Ces «alliances» des lycéens ont donc de nombreux précédents. Mais évidemment, l’histoire ne se répète pas, elle se joue dans le contexte de l’époque. Selon l’historien de l’éducation Claude Lelièvre, lui-même étudiant en 1968, il est difficile de comparer. Les jeunes étaient alors plus soutenus par la population, les formes de violences différentes (pas de casse de magasins ou de bâtiments publics à l’époque, même si les confrontations avec les forces de l’ordre sont restées dans les mémoires) et, surtout, c'était la société qui suivait la jeunesse. Là, «les lycéens sont à la remorque» d'un autre mouvement social tout en clamant leurs préoccupations sur des sujets bien spécifiques. Du point de vue de l’ordre et de la convergence, 2018 serait un 68 à l’envers:

«Même s'il y a déjà eu des convergences, on oublie les lycéens et les étudiants quand ils se mêlent à des contestations plus larges (comme en 1995 par exemple), observe Claude Lelièvre. Là, c'est une première car les lycéens se joignent au mouvement mais en portant leurs propres revendications. Des revendications par ailleurs très larges qui concernent le secondaire, l’orientation et l’enseignement supérieur. Les mouvements de jeunes qui allient lycéens, lycéens professionnels, IUT et étudiants en université peuvent être particulièrement puissants, c’était le cas de la contestation (victorieuse) contre le CPE en 2006

La constante des mouvements de jeunesse, c'est que personne n'arrive à prédire leur évolution. Et la particularité des «gilets jaunes» est son aspect inédit dans sa forme. Peut-être d'autres groupes se trouvant également dans des logiques de contestation très diverses se joindront-ils à eux. La FNSEA appelle ainsi les agriculteurs à se mobiliser la semaine prochaine car «l’exaspération est à son comble».

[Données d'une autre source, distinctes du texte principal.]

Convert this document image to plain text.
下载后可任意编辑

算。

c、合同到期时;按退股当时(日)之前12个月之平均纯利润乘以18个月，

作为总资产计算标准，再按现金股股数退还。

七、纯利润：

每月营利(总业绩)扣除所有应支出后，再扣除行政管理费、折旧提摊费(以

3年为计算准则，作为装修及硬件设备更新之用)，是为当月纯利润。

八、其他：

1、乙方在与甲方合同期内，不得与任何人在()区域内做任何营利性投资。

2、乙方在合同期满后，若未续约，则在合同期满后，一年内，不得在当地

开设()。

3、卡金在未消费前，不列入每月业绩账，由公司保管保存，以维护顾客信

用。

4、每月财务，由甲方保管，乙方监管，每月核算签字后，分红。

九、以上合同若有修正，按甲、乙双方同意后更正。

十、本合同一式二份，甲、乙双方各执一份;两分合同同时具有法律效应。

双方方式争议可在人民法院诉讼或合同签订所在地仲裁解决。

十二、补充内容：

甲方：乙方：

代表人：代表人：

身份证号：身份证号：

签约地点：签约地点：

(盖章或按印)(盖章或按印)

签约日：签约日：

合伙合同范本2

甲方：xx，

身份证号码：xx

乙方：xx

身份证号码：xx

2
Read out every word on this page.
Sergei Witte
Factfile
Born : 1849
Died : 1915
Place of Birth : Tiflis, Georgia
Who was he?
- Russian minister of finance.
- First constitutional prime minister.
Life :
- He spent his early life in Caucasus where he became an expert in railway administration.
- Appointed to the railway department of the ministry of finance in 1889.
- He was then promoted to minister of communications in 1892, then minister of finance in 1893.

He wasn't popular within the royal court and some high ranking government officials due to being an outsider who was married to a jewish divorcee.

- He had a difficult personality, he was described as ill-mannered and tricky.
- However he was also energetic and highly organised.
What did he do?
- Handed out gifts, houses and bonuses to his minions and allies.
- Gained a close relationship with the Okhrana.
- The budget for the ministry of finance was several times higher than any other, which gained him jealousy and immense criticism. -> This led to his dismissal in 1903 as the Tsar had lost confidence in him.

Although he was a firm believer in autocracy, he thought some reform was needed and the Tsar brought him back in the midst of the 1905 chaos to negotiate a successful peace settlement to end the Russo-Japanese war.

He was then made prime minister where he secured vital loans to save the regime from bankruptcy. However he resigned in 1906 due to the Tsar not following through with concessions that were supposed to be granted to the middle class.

Les «gilets jaunes», mouvement divers qui s’illustre par des actions nombreuses et simultanées ainsi qu'une mosaïque d’opinions, sont-ils en train de rendre plus audibles des revendications sans lien les unes avec les autres? Ces revendications, sans s’agréger, formeraient alors un réseau inédit, une grande constellation de la colère contre Emmanuel Macron et le gouvernement.